His name is Ben and he's 21 (call me a cradle robber) and this is his last week doing an internship in the city; he goes to undergrad in Virginia and his parents live in Connecticut.

So we talked about movies and dating and Monty Python and bad pick up lines and laughed a lot and flirted a hell of a lot and he hugged me a couple of times and then he kissed me about ten minutes before my stop. And I kissed back. He was a great kisser. We kissed a lot in those few minutes, making-out teasing kissing. It was incredibly sexy.

Now, would I have ever done this if I thought I'd met someone I could be seriously interested in? Nope.

But he's long distance, way too young, and I had to define "decadent" and "euphonic" for him. No way was I jeopardizing anything with potential.

So I had fun. I felt flirty, sexy, enjoyable, light. One of the things that I was initially attracted to Louis for was how serious he could be about things.

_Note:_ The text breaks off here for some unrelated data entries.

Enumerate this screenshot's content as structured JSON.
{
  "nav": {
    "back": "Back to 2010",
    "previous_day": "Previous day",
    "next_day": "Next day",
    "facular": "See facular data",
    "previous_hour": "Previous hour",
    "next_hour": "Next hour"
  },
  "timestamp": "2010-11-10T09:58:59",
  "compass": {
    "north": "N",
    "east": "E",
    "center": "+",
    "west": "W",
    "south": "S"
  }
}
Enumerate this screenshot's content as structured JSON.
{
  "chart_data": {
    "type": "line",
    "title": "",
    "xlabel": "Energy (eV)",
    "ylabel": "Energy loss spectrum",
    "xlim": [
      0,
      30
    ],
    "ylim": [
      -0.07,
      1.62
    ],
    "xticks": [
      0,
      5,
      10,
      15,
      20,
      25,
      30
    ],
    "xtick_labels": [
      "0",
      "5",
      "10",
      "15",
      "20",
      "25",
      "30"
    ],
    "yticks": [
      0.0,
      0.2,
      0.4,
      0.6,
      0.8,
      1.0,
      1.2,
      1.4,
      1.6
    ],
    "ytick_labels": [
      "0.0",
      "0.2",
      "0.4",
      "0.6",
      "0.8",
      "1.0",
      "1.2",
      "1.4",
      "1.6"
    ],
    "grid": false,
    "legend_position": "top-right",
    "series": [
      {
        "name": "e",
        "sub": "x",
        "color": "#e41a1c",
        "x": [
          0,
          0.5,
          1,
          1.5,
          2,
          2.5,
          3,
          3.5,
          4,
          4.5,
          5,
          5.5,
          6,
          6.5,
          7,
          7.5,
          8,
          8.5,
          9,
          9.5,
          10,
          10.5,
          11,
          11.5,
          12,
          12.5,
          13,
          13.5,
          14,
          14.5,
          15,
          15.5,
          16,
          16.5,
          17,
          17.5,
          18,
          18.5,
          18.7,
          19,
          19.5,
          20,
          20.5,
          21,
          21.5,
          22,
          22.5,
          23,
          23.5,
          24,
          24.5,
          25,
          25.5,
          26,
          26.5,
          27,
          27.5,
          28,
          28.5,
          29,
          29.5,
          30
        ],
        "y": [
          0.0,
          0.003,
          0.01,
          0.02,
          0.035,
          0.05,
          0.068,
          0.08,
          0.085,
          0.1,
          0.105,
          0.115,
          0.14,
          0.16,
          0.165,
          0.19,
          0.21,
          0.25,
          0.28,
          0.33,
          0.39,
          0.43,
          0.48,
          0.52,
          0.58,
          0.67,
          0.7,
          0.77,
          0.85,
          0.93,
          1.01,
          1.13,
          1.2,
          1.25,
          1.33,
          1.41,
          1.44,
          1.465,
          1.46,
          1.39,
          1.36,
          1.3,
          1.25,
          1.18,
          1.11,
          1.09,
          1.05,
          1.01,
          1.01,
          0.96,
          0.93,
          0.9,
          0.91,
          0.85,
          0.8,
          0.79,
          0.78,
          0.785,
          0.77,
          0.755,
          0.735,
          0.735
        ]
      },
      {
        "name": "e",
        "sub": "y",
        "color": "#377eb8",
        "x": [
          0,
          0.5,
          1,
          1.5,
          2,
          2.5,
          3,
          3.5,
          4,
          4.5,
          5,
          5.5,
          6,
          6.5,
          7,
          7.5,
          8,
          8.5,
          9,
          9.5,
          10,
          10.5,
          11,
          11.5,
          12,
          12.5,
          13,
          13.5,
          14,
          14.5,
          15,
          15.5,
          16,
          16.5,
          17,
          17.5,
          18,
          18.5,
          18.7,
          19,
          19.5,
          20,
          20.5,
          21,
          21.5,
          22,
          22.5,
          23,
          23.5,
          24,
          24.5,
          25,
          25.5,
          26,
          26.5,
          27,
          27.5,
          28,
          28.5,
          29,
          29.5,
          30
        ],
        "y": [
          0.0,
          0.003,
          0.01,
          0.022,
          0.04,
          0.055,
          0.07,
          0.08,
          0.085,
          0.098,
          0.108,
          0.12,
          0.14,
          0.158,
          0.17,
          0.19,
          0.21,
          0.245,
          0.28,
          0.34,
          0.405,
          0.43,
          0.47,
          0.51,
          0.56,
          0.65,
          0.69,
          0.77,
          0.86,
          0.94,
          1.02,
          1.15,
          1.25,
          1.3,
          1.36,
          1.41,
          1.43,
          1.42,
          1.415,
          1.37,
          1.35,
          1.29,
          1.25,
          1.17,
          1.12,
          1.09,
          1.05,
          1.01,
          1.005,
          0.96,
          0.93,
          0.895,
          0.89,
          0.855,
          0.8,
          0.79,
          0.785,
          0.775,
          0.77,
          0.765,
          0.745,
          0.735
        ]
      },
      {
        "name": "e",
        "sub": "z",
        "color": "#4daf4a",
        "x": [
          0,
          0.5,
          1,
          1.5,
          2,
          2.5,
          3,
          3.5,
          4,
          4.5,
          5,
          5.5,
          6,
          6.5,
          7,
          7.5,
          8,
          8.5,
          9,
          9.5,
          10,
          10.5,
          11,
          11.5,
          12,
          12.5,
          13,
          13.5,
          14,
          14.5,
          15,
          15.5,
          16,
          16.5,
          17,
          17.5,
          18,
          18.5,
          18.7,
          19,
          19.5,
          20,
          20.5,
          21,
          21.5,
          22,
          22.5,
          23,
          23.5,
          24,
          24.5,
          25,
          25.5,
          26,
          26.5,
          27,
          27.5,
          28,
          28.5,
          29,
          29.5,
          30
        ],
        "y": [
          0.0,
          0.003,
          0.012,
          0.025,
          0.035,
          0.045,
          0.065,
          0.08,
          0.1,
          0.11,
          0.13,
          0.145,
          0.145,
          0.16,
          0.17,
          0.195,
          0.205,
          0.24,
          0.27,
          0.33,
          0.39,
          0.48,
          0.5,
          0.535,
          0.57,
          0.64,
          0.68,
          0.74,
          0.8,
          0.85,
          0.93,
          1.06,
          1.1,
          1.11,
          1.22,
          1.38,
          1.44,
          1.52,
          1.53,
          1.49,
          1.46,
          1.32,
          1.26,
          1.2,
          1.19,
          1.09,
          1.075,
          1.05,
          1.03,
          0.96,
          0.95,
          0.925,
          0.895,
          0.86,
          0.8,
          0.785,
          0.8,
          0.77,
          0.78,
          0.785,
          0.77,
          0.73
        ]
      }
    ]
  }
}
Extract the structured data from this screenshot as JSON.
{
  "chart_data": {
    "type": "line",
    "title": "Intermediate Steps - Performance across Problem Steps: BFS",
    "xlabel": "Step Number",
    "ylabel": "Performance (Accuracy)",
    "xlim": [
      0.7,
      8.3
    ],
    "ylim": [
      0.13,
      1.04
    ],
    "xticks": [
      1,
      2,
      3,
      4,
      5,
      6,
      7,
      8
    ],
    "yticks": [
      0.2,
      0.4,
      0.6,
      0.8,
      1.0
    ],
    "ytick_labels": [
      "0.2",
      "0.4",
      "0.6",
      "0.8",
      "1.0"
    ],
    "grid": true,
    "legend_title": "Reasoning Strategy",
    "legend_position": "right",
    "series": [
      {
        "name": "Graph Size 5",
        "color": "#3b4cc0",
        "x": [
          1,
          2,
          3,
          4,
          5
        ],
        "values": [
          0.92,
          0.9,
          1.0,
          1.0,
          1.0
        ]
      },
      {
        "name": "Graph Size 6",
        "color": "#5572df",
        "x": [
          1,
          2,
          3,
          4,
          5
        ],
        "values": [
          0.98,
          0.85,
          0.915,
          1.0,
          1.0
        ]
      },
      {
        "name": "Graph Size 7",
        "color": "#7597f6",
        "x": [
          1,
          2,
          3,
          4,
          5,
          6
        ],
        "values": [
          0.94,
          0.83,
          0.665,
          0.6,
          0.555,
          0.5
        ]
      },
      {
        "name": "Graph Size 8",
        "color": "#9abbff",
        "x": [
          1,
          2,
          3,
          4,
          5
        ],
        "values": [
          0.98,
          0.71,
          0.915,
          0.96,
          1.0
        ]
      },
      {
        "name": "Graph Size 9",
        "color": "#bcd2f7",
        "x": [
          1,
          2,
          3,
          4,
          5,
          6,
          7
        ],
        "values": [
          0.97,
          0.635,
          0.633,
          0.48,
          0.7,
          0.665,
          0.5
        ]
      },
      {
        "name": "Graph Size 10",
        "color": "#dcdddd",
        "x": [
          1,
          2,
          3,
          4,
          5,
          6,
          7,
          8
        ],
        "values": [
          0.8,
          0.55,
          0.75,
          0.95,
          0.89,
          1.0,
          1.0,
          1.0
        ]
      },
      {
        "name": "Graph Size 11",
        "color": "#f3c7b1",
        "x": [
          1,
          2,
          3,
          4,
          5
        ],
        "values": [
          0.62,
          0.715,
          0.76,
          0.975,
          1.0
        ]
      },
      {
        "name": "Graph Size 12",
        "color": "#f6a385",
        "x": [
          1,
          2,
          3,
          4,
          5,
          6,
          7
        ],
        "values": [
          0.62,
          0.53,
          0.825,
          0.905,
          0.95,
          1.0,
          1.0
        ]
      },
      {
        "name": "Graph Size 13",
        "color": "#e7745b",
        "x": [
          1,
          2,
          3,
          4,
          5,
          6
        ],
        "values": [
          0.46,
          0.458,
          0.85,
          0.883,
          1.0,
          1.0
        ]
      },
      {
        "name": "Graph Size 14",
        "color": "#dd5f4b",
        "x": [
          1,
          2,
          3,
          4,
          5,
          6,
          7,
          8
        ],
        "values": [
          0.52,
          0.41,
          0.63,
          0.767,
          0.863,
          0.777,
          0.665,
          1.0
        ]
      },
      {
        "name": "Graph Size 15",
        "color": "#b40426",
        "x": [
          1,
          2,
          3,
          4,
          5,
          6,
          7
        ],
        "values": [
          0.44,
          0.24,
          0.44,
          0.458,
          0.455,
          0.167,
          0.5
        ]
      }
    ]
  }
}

One of the things that made it difficult to be with him sometimes was how serious he could be about things. Sex had become so fraught with possible conflict.

So wow, was it fun to make out with Ben on Metro-North! I gave him my number. If he calls, we'll go out for coffee or a movie and some more kissing and maybe even more for the week he's got left here. If not, then I had a great time.

Like my friend Lisa says, no worries.

I like this. I feel like I'm tasting life.

I dyed my hair a honey amber brown this weekend, just to try something new. I saw an indie movie at the Angelika, just to try something new. I kissed a stranger on a train, just to try something new.

And yet, in all of this, I'm very aware of me. Where I start, where I end, what I want, who I am.

Life is an adventure, and I'm enjoying it.